The Mysterious Affair at Styles, by Agatha Christie

After my not-so-good experience with Strong Poison* last week, I needed to go back to the master, to see how a classic detective novel should be. Even though The Mysterious Affair at Styles is Christie’s first Hercule Poirot novel it was just what the doctor (librarian) ordered. I grabbed a copy from Project Gutenberg and settled in yesterday, with a large pot of tea, to let Christie work her magic. Bliss.

The Mysterious Affair at Styles is narrated by Arthur Hastings, who is on leave and taking a holiday near Styles, a country house, sometime before the end of World War I. Shortly after Hastings settles in with the fractious Inglethorp-Cavendish family, the matriarch of the clan is horrifically murdered by strychnine. Thankfully, Hercule Poirot is in the village nearby, with some other refugee Belgians. The little grey cells are soon on the case.

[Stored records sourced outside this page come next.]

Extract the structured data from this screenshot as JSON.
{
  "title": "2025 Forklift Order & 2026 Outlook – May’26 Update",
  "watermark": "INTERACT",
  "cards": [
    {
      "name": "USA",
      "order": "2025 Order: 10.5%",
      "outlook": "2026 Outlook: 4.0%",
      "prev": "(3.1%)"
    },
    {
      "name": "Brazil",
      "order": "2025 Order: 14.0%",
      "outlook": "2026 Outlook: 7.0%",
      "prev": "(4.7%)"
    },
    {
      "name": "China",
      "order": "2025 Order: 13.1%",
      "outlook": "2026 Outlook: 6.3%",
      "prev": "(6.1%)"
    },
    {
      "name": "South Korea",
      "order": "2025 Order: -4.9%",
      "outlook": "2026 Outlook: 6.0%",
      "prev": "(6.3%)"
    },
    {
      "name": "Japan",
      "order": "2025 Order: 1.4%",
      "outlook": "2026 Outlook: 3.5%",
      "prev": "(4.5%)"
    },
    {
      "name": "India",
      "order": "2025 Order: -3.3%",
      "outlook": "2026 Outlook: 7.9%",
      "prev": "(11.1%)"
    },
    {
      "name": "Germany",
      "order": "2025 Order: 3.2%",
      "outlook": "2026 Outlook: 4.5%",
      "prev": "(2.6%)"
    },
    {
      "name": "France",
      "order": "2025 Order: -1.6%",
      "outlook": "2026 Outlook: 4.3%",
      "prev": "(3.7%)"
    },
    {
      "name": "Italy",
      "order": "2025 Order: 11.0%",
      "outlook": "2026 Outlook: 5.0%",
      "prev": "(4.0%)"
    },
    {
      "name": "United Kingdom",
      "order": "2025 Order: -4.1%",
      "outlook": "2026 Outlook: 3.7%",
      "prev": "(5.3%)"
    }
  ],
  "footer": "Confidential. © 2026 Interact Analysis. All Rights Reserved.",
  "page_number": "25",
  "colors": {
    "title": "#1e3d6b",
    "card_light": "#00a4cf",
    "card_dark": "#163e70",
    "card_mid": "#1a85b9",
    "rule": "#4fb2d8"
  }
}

This novel ended up being a lot funnier than I expected—strychnine poisoning notwithstanding. Poirot spends most of the time exasperating Hastings as he rushes around on what appear to be wild hairs and tangents about extra tea cups and cocoa that wasn’t poisoned. There is a discussion early in the novel, in which Hastings admits that he has no knack for discerning which clues are important and which aren’t. Because of narrative irony, Hastings constantly focuses on the wrong things and believes that Poirot is losing his edge.

Sculpture of Poirot in his alleged hometown of Ellezelles, Belgium (Image via Wikicommons)

I also spent a lot of time focusing on the wrong things, too. Christie packed this book with twists and turns that had me believing first one thing and then another, then a third thing after that because she’s just so good about steering reader expectations. Hastings, who believes himself to be a reasonably intelligent man, is the perfect narrator; he and potential readers will have the same faith in themselves that we can solve the case. After all, Poirot assures us that we have all the information we need to arrive at the solution.

Although The Mysterious Affair at Styles is so out of fashion compared to modern mysteries, I was deeply satisfied by Poirot’s debut. I was thoroughly entertained and would definitely recommend this to others who are looking for a classic mystery novel.

* I promise to stop harping on this soon.